The Proposed Investment which is expected to be completed by the 3rd quarter of 2018 and will not have a material effect to the consolidated earnings and EPS of NOVAMSC for the financial year ended 31 March 2019.

Barring any unforeseen circumstances, the Proposed Investment is expected to contribute positively to the consolidated earnings and EPS of NOVAMSC in the future when the DRS is ready to be marketed.

 

7.           HIGHEST PERCENTAGE RATIO APPLICABLE

The highest percentage ratio applicable to the Proposed Investment pursuant to the Rule 10.02 (g) of the ACE Market Listing Requirements of Bursa Malaysia Securities Berhad is 5.46%.

 

8.           APPROVALS REQUIRED AND INTER-CONDITIONALITY

The issuance is not subjected to any other approvals being obtained and is not conditional upon any other proposals undertaken or to be undertaken by NOVAMSC.

 

9.           INTERESTS OF DIRECTORS, MAJOR SHAREHOLDERS AND/OR PERSONS CONNECTED WITH THEM

Save as disclosed below, none of the Directors, major shareholders and/or persons connected to them have any interest, direct and/or indirect, in the Proposed Investment.

Mr. Lai is not a Director or major shareholder of NOVAMSC but is a Director of novaHEALTH. He is also a director and shareholder of EyRIS, and is a party to the Shareholders Agreement.

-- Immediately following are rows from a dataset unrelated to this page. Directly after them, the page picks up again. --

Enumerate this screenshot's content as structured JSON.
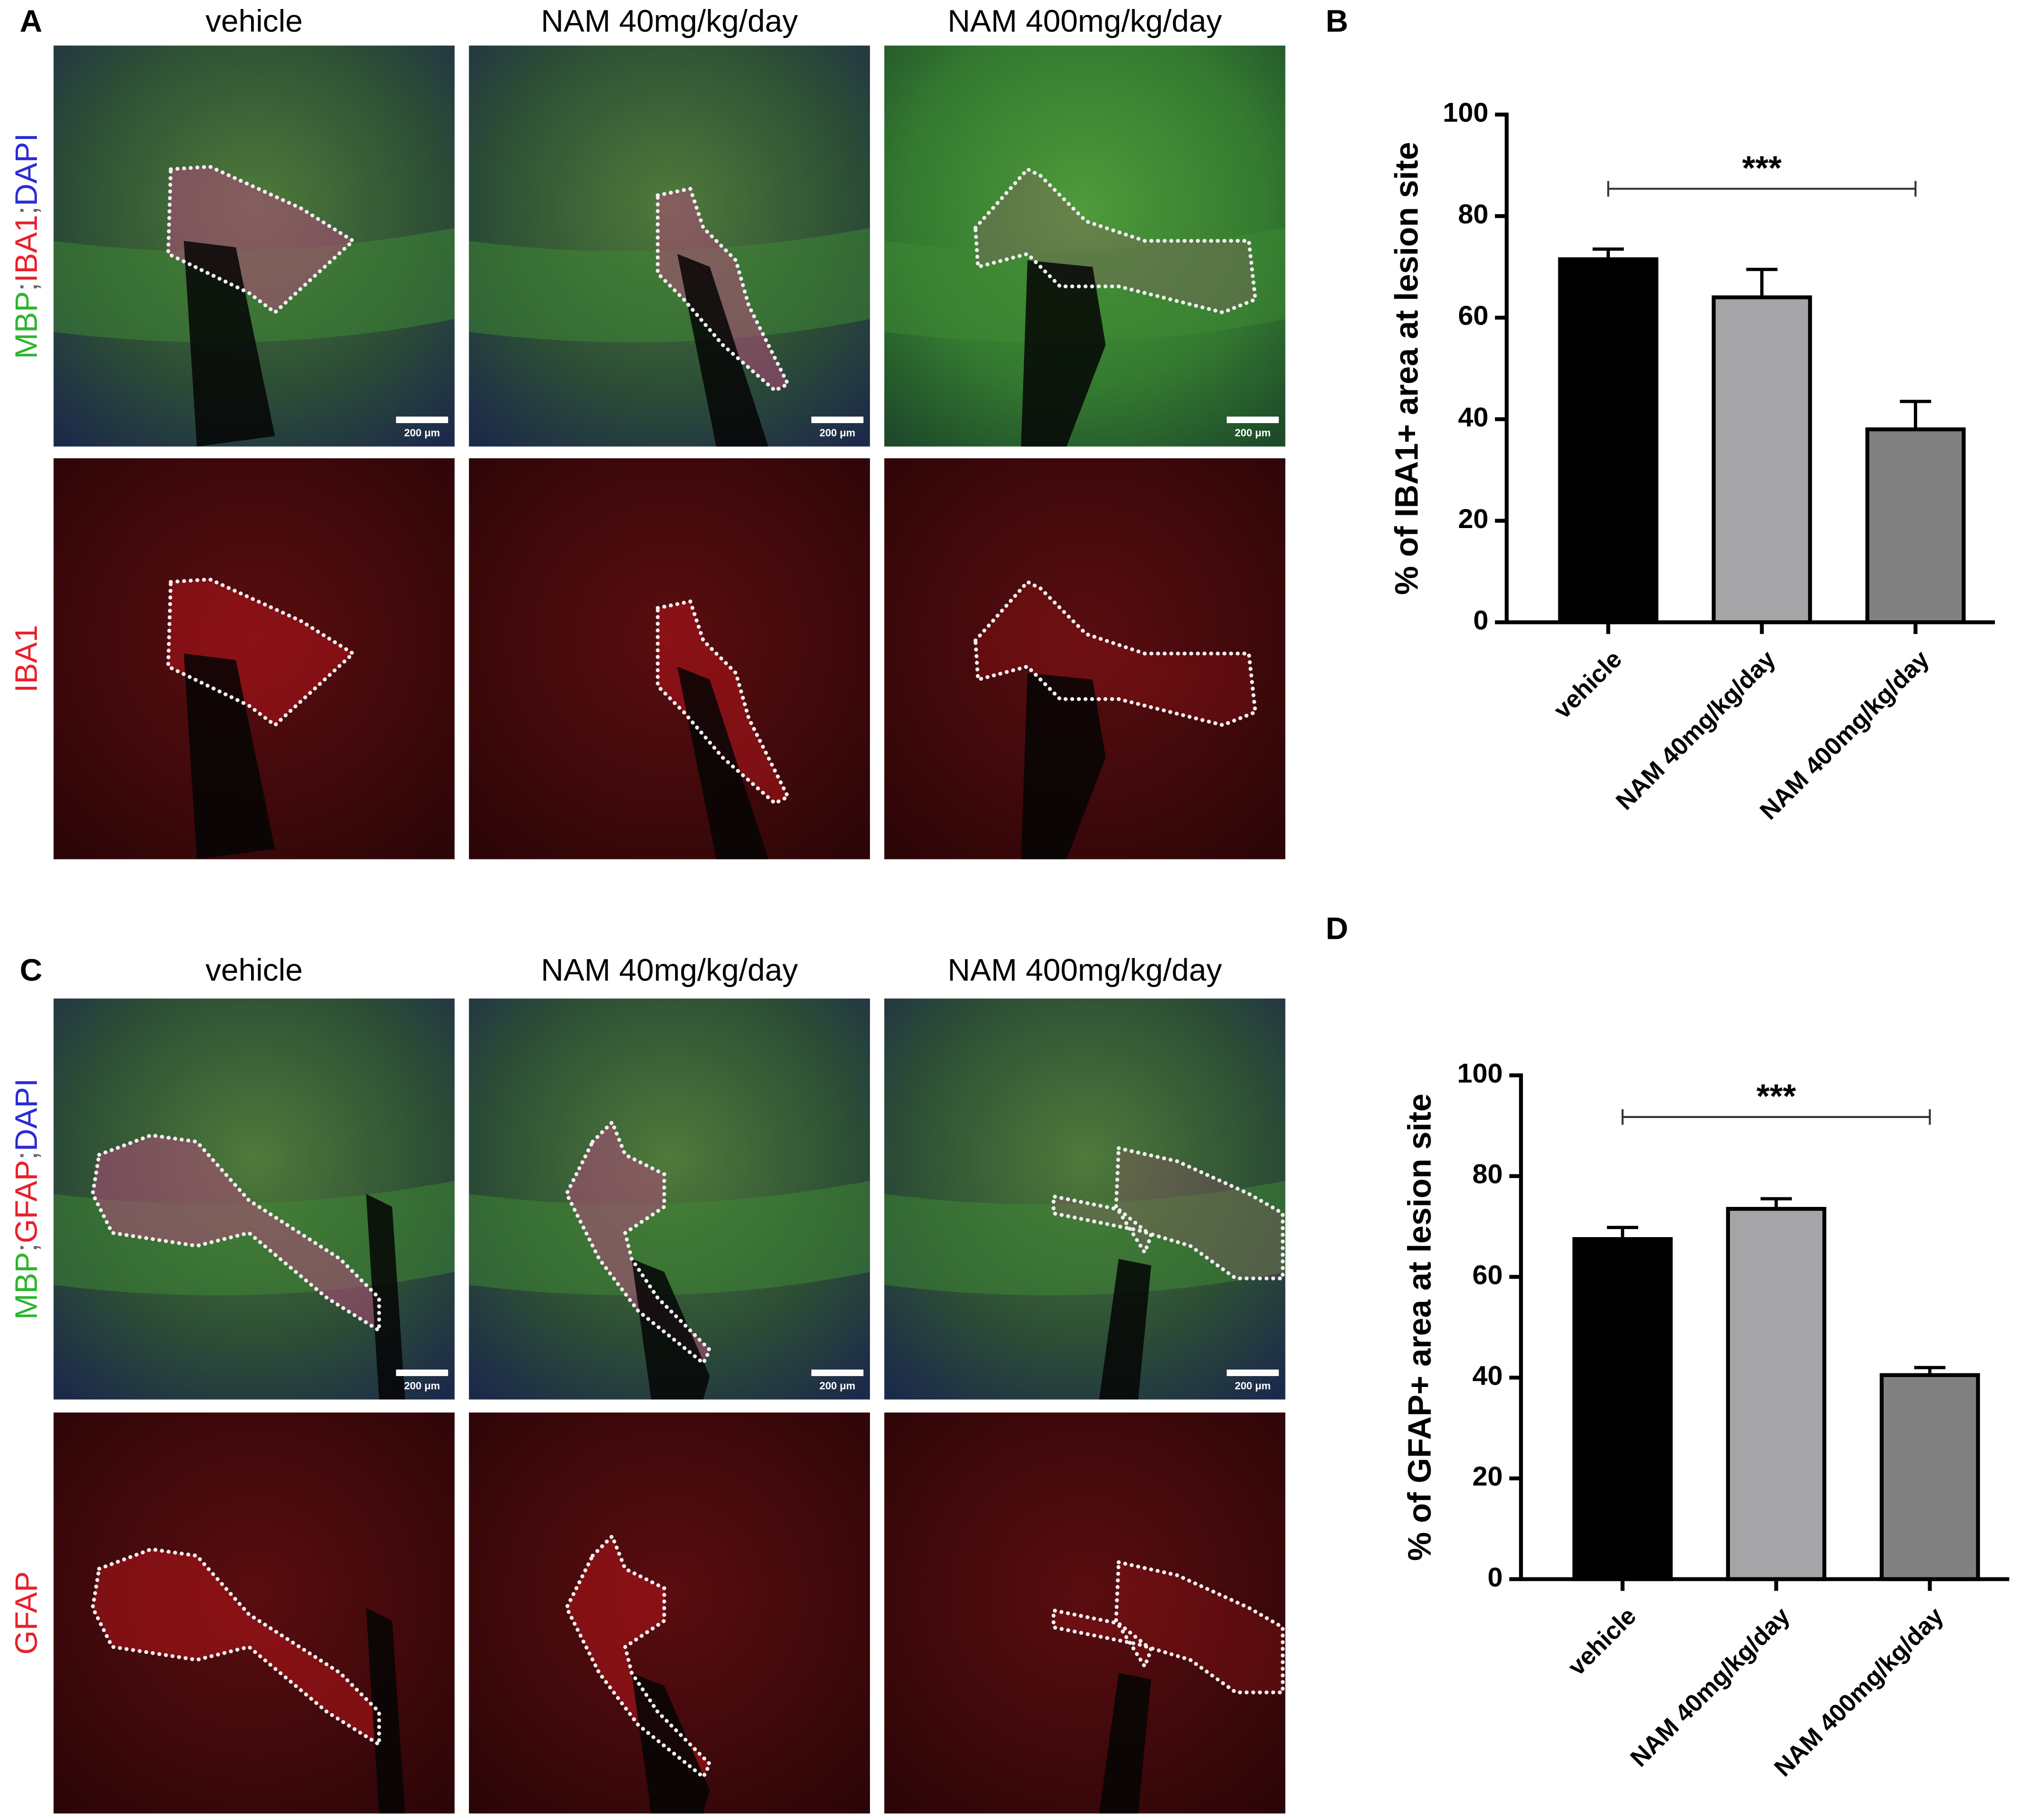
{
  "panel_A": {
    "label": "A",
    "columns": [
      "vehicle",
      "NAM 40mg/kg/day",
      "NAM 400mg/kg/day"
    ],
    "row_labels": [
      [
        {
          "text": "MBP",
          "color": "#2db52d"
        },
        {
          "text": ";",
          "color": "#666666"
        },
        {
          "text": "IBA1",
          "color": "#e8202a"
        },
        {
          "text": ";",
          "color": "#666666"
        },
        {
          "text": "DAPI",
          "color": "#2b2bd6"
        }
      ],
      [
        {
          "text": "IBA1",
          "color": "#e8202a"
        }
      ]
    ],
    "scale_bar": "200 μm"
  },
  "panel_C": {
    "label": "C",
    "columns": [
      "vehicle",
      "NAM 40mg/kg/day",
      "NAM 400mg/kg/day"
    ],
    "row_labels": [
      [
        {
          "text": "MBP",
          "color": "#2db52d"
        },
        {
          "text": ";",
          "color": "#666666"
        },
        {
          "text": "GFAP",
          "color": "#e8202a"
        },
        {
          "text": ";",
          "color": "#666666"
        },
        {
          "text": "DAPI",
          "color": "#2b2bd6"
        }
      ],
      [
        {
          "text": "GFAP",
          "color": "#e8202a"
        }
      ]
    ],
    "scale_bar": "200 μm"
  },
  "chart_data": [
    {
      "type": "bar",
      "panel_label": "B",
      "y_label": "% of IBA1+ area at lesion site",
      "categories": [
        "vehicle",
        "NAM 40mg/kg/day",
        "NAM 400mg/kg/day"
      ],
      "values": [
        71.5,
        64,
        38
      ],
      "errors": [
        2,
        5.5,
        5.5
      ],
      "colors": [
        "#000000",
        "#a5a5a8",
        "#808080"
      ],
      "ylim": [
        0,
        100
      ],
      "yticks": [
        0,
        20,
        40,
        60,
        80,
        100
      ],
      "annotation": "***"
    },
    {
      "type": "bar",
      "panel_label": "D",
      "y_label": "% of GFAP+ area at lesion site",
      "categories": [
        "vehicle",
        "NAM 40mg/kg/day",
        "NAM 400mg/kg/day"
      ],
      "values": [
        67.5,
        73.5,
        40.5
      ],
      "errors": [
        2.3,
        2,
        1.5
      ],
      "colors": [
        "#000000",
        "#a5a5a8",
        "#808080"
      ],
      "ylim": [
        0,
        100
      ],
      "yticks": [
        0,
        20,
        40,
        60,
        80,
        100
      ],
      "annotation": "***"
    }
  ]
}
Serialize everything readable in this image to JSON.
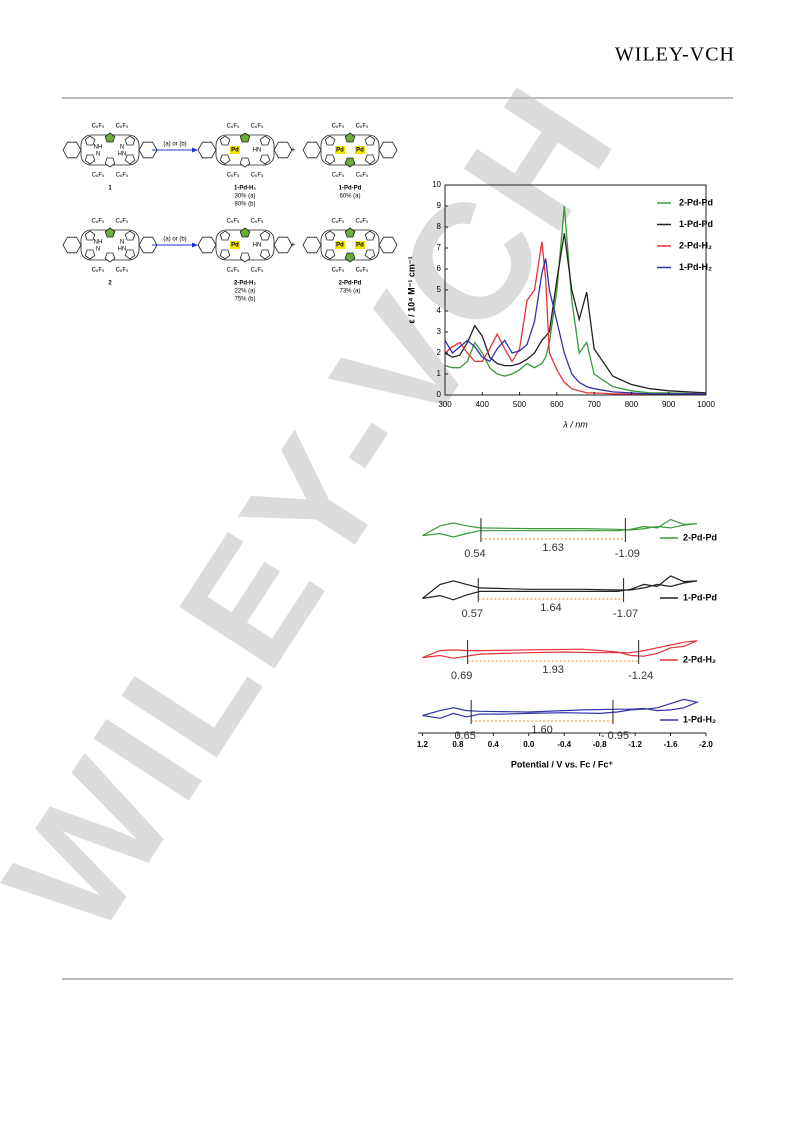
{
  "header": {
    "brand": "WILEY-VCH"
  },
  "watermark": "WILEY-VCH",
  "scheme": {
    "substituent": "C₆F₅",
    "conditions": "(a) or (b)",
    "plus": "+",
    "atoms": {
      "nh": "NH",
      "n": "N",
      "hn": "HN",
      "pd": "Pd"
    },
    "rows": [
      {
        "start": "1",
        "products": [
          {
            "label": "1-Pd-H₂",
            "yields": [
              "30% (a)",
              "80% (b)"
            ]
          },
          {
            "label": "1-Pd-Pd",
            "yields": [
              "60% (a)"
            ]
          }
        ]
      },
      {
        "start": "2",
        "products": [
          {
            "label": "2-Pd-H₂",
            "yields": [
              "22% (a)",
              "75% (b)"
            ]
          },
          {
            "label": "2-Pd-Pd",
            "yields": [
              "73% (a)"
            ]
          }
        ]
      }
    ]
  },
  "chart_data": [
    {
      "type": "line",
      "x_label": "λ / nm",
      "y_label": "ε / 10⁴ M⁻¹ cm⁻¹",
      "x": [
        300,
        320,
        340,
        360,
        380,
        400,
        420,
        440,
        460,
        480,
        500,
        520,
        540,
        560,
        570,
        580,
        600,
        620,
        640,
        660,
        680,
        700,
        750,
        800,
        850,
        900,
        1000
      ],
      "xlim": [
        300,
        1000
      ],
      "xticks": [
        300,
        400,
        500,
        600,
        700,
        800,
        900,
        1000
      ],
      "ylim": [
        0,
        10
      ],
      "yticks": [
        0,
        1,
        2,
        3,
        4,
        5,
        6,
        7,
        8,
        9,
        10
      ],
      "legend": "top-right",
      "series": [
        {
          "name": "2-Pd-Pd",
          "color": "#3a9a3a",
          "values": [
            1.4,
            1.3,
            1.3,
            1.6,
            2.5,
            2.0,
            1.3,
            1.0,
            0.9,
            1.0,
            1.2,
            1.5,
            1.3,
            1.5,
            1.8,
            2.5,
            5.0,
            9.0,
            4.5,
            2.0,
            2.5,
            1.0,
            0.4,
            0.2,
            0.1,
            0.1,
            0.05
          ]
        },
        {
          "name": "1-Pd-Pd",
          "color": "#222222",
          "values": [
            2.0,
            1.8,
            1.9,
            2.5,
            3.3,
            2.8,
            1.8,
            1.5,
            1.4,
            1.4,
            1.5,
            1.7,
            2.0,
            2.6,
            2.8,
            3.0,
            5.5,
            7.7,
            5.0,
            3.6,
            4.9,
            2.2,
            0.9,
            0.5,
            0.3,
            0.2,
            0.1
          ]
        },
        {
          "name": "2-Pd-H₂",
          "color": "#e8303a",
          "values": [
            2.0,
            2.3,
            2.5,
            2.0,
            1.6,
            1.6,
            2.2,
            2.9,
            2.2,
            1.6,
            2.2,
            4.5,
            5.0,
            7.3,
            5.5,
            2.0,
            1.2,
            0.6,
            0.3,
            0.2,
            0.1,
            0.1,
            0.05,
            0.05,
            0.05,
            0.05,
            0.05
          ]
        },
        {
          "name": "1-Pd-H₂",
          "color": "#3333aa",
          "values": [
            2.6,
            2.0,
            2.3,
            2.6,
            2.3,
            1.8,
            1.6,
            2.2,
            2.6,
            2.0,
            2.1,
            2.4,
            3.5,
            5.8,
            6.5,
            5.0,
            3.5,
            2.0,
            1.0,
            0.6,
            0.4,
            0.3,
            0.15,
            0.1,
            0.05,
            0.05,
            0.05
          ]
        }
      ]
    },
    {
      "type": "cyclic_voltammogram",
      "x_label": "Potential / V vs. Fc / Fc⁺",
      "xlim": [
        1.25,
        -2.0
      ],
      "xticks": [
        1.2,
        0.8,
        0.4,
        {
          "value": 0,
          "label": "0.0"
        },
        -0.4,
        -0.8,
        -1.2,
        -1.6,
        {
          "value": -2,
          "label": "-2.0"
        }
      ],
      "x": [
        1.2,
        1.0,
        0.85,
        0.7,
        0.55,
        0.3,
        0.0,
        -0.4,
        -0.8,
        -1.0,
        -1.15,
        -1.3,
        -1.45,
        -1.6,
        -1.75,
        -1.9,
        -1.75,
        -1.6,
        -1.45,
        -1.3,
        -1.15,
        -1.0,
        -0.6,
        0.0,
        0.55,
        0.7,
        0.85,
        1.0,
        1.2
      ],
      "series": [
        {
          "name": "2-Pd-Pd",
          "color": "#3a9a3a",
          "onset_ox": 0.54,
          "onset_red": -1.09,
          "gap": 1.63,
          "values": [
            -0.8,
            -0.5,
            -1.0,
            -0.5,
            -0.1,
            -0.1,
            -0.1,
            -0.1,
            -0.1,
            -0.1,
            0.1,
            0.5,
            0.3,
            1.5,
            0.8,
            0.9,
            0.7,
            0.3,
            0.5,
            0.2,
            0,
            0.1,
            0.2,
            0.2,
            0.3,
            0.6,
            1.0,
            0.6,
            -0.8
          ]
        },
        {
          "name": "1-Pd-Pd",
          "color": "#222222",
          "onset_ox": 0.57,
          "onset_red": -1.07,
          "gap": 1.64,
          "values": [
            -1.2,
            -0.8,
            -1.4,
            -0.7,
            -0.2,
            -0.2,
            -0.2,
            -0.2,
            -0.2,
            -0.2,
            0.1,
            0.8,
            0.5,
            2.0,
            1.2,
            1.3,
            1.0,
            0.5,
            0.8,
            0.3,
            0,
            0,
            0.1,
            0.1,
            0.3,
            0.8,
            1.3,
            0.8,
            -1.2
          ]
        },
        {
          "name": "2-Pd-H₂",
          "color": "#e8303a",
          "onset_ox": 0.69,
          "onset_red": -1.24,
          "gap": 1.93,
          "values": [
            -0.8,
            -0.5,
            -0.9,
            -0.6,
            -0.3,
            -0.2,
            -0.1,
            0,
            -0.1,
            -0.1,
            -0.1,
            0.2,
            0.6,
            1.0,
            1.4,
            1.6,
            0.8,
            0.6,
            -0.2,
            -0.6,
            -0.5,
            0,
            0.4,
            0.3,
            0.2,
            0.2,
            0.3,
            0.2,
            -0.8
          ]
        },
        {
          "name": "1-Pd-H₂",
          "color": "#3333aa",
          "onset_ox": 0.65,
          "onset_red": {
            "value": -0.95,
            "label": "- 0.95"
          },
          "gap": {
            "value": 1.6,
            "label": "1.60"
          },
          "values": [
            -0.5,
            -0.9,
            -0.2,
            -0.7,
            -0.3,
            -0.3,
            -0.2,
            -0.1,
            -0.2,
            0,
            0.3,
            0.4,
            0.6,
            1.2,
            1.8,
            1.4,
            0.6,
            0.3,
            0.2,
            0.5,
            0.4,
            0.4,
            0.3,
            0,
            0.1,
            0.2,
            0.6,
            0.2,
            -0.5
          ]
        }
      ]
    }
  ]
}
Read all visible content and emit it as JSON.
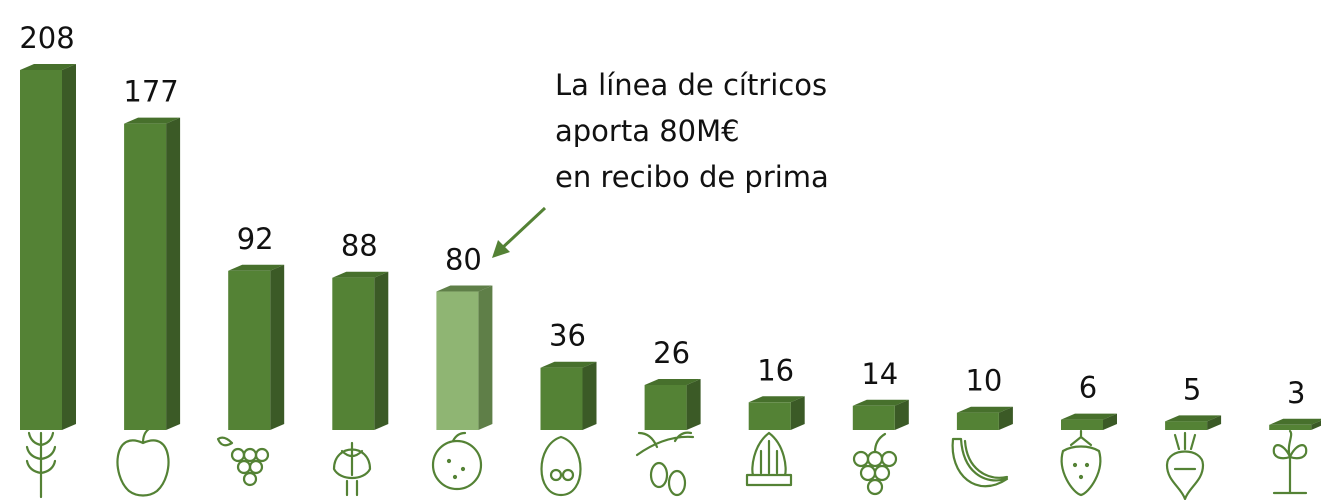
{
  "chart_data": {
    "type": "bar3d",
    "values": [
      208,
      177,
      92,
      88,
      80,
      36,
      26,
      16,
      14,
      10,
      6,
      5,
      3
    ],
    "color": "#548235",
    "side_color": "#3b5a26",
    "top_color": "#47702c",
    "highlight": {
      "index": 4,
      "color": "#8fb573",
      "side_color": "#5f7f48"
    },
    "annotation": [
      "La línea de cítricos",
      "aporta 80M€",
      "en recibo de prima"
    ],
    "annotation_color": "#548235"
  }
}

However, pursuant to Paragraph 10.08(9) of the ACE Market Listing Requirements of Bursa Malaysia Securities Berhad, the Company is exempted from the following:-

(i)         issuing a circular to shareholders;

(ii)       obtaining shareholders’ approval of the transaction in general meeting; and

(iii)      appointing a main adviser and independent adviser, as the case may be.

 

10.        TRANSACTION WITH RELATED PARTIES FOR THE PRECEDING 12 MONTHS

There were no transactions between the NOVAMSC Group and Mr. Lai for the past 12 months preceding the date of this announcement.

 

11.      DIRECTORS’ STATEMENT

The Board having considered all aspects of the Proposed Acquisition, including but not limited to the basis of the Subscription Consideration, rationale, prospects and financial effects of the Proposed Investment, is of the opinion that the Proposed Investment:-

(i)             is in the best interest of the Company;

(ii)            is fair, reasonable and on normal commercial terms; and

(iii)          is not detrimental to the interest of the minority shareholders of the Company.

 

12.     AUDIT COMMITTEE’S STATEMENT

The Audit Committee of NOVAMSC, having taking into consideration all aspects of the Proposed Investment, including but not limited to the basis of the purchase consideration, rationale, prospects and financial effects of the Proposed Investment, is of the opinion that the Proposed Investment:-

(i)             is in the best interest of the Company;

(ii)            is fair, reasonable and on normal commercial terms; and

(iii)          is not detrimental to the interest of the minority shareholders of the Company.

 

13.     ESTIMATED TIMEFRAME FOR COMPLETION

Barring any unforeseen circumstances, the Board expects the new EyRIS Shares to be issued and allotted to novaHEALTH by the fourth quarter of 2018.

 

14.         DOCUMENTS FOR INSPECTION

A copy of the Shareholders Agreement will be made available for inspection at the registered office of NOVAMSC at No. 1 & 1A, 2nd Floor (Room 2), Jalan Ipoh Kecil, 50350 Kuala Lumpur during normal business hours from Monday to Friday (except public holidays) for a period of three (3) months from the date of this announcement.

 

This announcement is dated 17 August 2018.